No one should have been surprised by reports out of California last week that the end of bilingual education had led to dramatic improvements in the way Spanish-speaking students perform on tests. Children are remarkably resilient and adaptive, and they quickly learn new languages when immersed in them. To keep a child in the United States away from English is to cruelly sentence him or her to a life-long verbal struggle.
That this wasn’t clear to many in the education establishment is remarkable.
It certainly had been demonstrated for years by people like Nancy Ichinaga,
the principal at Bennett-Key Elementary School in Inglewood, Calif. For years, she defied state officials who tried to force her to teach students in Spanish. Year after year, about half of her students are Latino, and many more come from homes where Tongan, Thai and other languages are spoken. Yet Ichinaga has a remarkable and consistent record of success. In 1999, the median score among her students was in the 74th percentile in math and in the 62nd percentile in reading on the Stanford-9 Achievement Test.
But this success was consistently ignored by most other schools and by state lawmakers in California. It took a citizens’ initiative, Proposition 227, to ban bilingual education. Doomsayers predicted catastrophe, despite the evidence. Now it is undeniably clear they were wrong.
A New York Times report said scores climbed dramatically over the past two years. In the second grade, the jump was by 9 percentage points in reading among children who spoke limited English. The jump in mathematics scores was an even more dramatic 14 percentage points.
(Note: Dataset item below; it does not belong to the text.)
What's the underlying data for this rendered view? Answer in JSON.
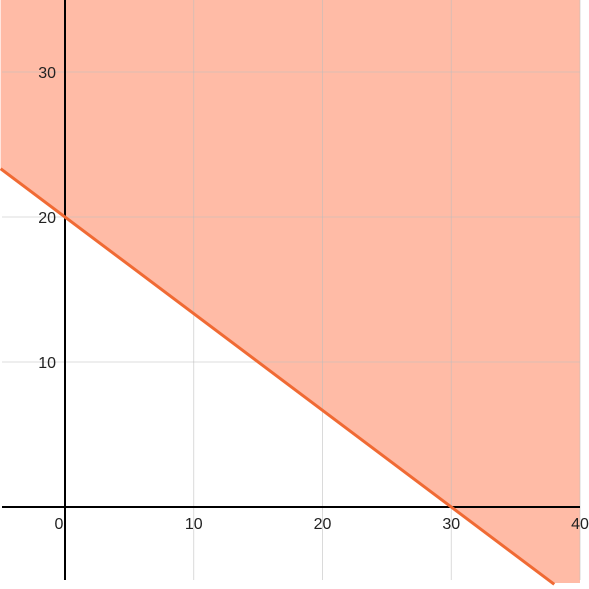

This is important information for Utah’s educators and lawmakers to consider. This state’s Spanish-speaking population is increasing rapidly. No one, however, should believe the best way to teach and assimilate the children of these newcomers is to teach them in anything other than English.
California’s example has shown how wrong so-called experts can be. One of them told the Times he had read research that showed it took seven years to teach students English. He readily admits now he was wrong.
Most important of all, millions of schoolchildren in that state now have a greater chance for successful lives in the United States.